KENYA-SOMALIA: Refugees at risk of sexual violence
Refugees awaiting registration are particularly vulnerable to sexual violence
DADAAB, 8 September 2011 (IRIN) - Amina*, 27, left her home town of Kismayo in south-central Somalia at the end of May for northern Kenya's Dadaab refugee camp. The journey took her and her four children 14 days and nearly broke them, but between the famine and the conflict, she was afraid that staying in Somalia could mean death.

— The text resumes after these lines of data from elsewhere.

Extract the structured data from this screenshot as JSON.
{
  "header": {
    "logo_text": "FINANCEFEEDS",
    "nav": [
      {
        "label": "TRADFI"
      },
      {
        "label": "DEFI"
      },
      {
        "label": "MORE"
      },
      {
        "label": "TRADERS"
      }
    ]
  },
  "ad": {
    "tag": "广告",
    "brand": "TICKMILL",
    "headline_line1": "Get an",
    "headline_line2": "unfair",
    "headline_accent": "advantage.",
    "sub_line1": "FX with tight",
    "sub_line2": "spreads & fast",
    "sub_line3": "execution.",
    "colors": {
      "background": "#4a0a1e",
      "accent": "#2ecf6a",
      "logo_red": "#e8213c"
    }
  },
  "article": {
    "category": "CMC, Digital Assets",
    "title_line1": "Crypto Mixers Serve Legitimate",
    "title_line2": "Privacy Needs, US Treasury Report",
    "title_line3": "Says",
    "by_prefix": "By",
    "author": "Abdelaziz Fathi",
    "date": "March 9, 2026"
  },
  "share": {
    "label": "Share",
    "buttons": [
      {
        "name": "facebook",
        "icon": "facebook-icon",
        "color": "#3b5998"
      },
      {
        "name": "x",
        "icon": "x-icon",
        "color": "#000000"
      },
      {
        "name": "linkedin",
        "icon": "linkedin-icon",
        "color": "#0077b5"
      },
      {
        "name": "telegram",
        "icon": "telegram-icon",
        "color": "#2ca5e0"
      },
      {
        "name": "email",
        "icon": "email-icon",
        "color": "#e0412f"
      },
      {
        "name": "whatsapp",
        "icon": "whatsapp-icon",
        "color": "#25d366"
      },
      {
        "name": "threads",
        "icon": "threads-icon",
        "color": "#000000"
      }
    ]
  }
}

"Many people had fled and said they were coming to Kenya. I also gathered my children and a few things and decided to follow them," she told IRIN/PlusNews. "We arrived in Dadaab but we were told we couldn’t stay in the camp until we were registered, so we made a house using torn clothes and sacks and stayed there."
One day, while out collecting firewood to cook for her family, Amina says she was attacked by three men who wrestled her to the ground and took turns to rape her.
"They just came from different directions... I didn't even know they knew each other, but they all approached me. One of them grabbed me, pushed me on the ground and tore off my clothes and they raped me," she said. "I couldn't make a noise because one held my legs and one closed my mouth."
A month after the attack, Amina was finally registered and told camp officials about the rape. She was referred to Hagadera Hospital, a facility in the camp run by the International Rescue Committee (IRC).
"When I told them, they counselled me and I was taken to test for HIV and other sexually transmitted infections. I didn't have any of them, but I haven't been myself since what I went through," she said. "It [rape] happens to many of us on our way to Dadaab, or when we go to look for firewood."
SGBV cases on the rise
in July said reported cases of sexual and gender-based violence (SGBV) in Kenya's Dadaab refugee camp had increased from 75 between January and June 2010 to 358 during the same period in 2011.
Originally established in 1991 to house 90,000 refugees, the camp's population exceeds 460,000, and aid workers warn that women and girls are increasingly vulnerable to violence either on their way to the camps or inside them.
"New arrivals that live on the outskirts where security is never assured are even more vulnerable," Sinead Murray, gender-based violence programme manager for the IRC in Dadaab, told IRIN/PlusNews.
Women and girls inside the camp have access to protection mechanisms, including firewood safety patrols, community patrols and safe spaces for girls and women, but those in the outposts are largely on their own.
Many new arrivals awaiting registration have to live in outposts, or refugee settlements outside the designated camps. These unplanned settlements - which agencies say are largely occupied by women and children - tend to be poorly lit and insecure.
A July assessment
by the IRC of gender-based violence in Dadaab found that victims of sexual violence were usually reluctant to report out of shame, or for fear that their families would blame them or their communities would reject them as unmarriageable.
Photo: Kenneth Odiwuor/IRIN
|NGOs in the camp are trying to raise awareness about sexual and gender-based violence
Participants in the assessment identified sexual violence and rape as the biggest concern for women and girls while fleeing Somalia; they reported women and girls being raped in front of their husbands, at the insistence of “bandits” or “men with guns”, or being forced to strip naked and being raped by multiple perpetrators.
"Many incidents did go unreported and even now many still remain unreported, but we have started to carry out awareness within the target population and set up ways that women and girls can report such cases without feeling victimized... We have started to see an increase in reported cases," said Murray. "Carrying out behaviour change communication targeting both men and women is critical in reducing cases of sexual violence in the camps and these efforts have been stepped up."
The UN Population Fund (UNFPA) is providing post-rape kits and other reproductive health tools to health facilities in the camp. Women and girls who report sexual violence are provided with psychosocial support, HIV counselling and testing, screening for STIs, pregnancy tests and treatment for any infection. At the registration centres, referral systems for new arrivals who report sexual violence have been put in place so they can get help at medical facilities.
According to Matilda Musumba, the emergency response officer at UNFPA's Dadaab office, the lack of information about how to deal with sexual violence left new arrivals at risk of injury, infection and unwanted pregnancies.
"Providing basic information to new arrivals on where to report cases of violence against them is an important first step in reducing cases of gender-based violence, because when they arrive and they have no information, women and girls become susceptible to sexual exploitation," she said.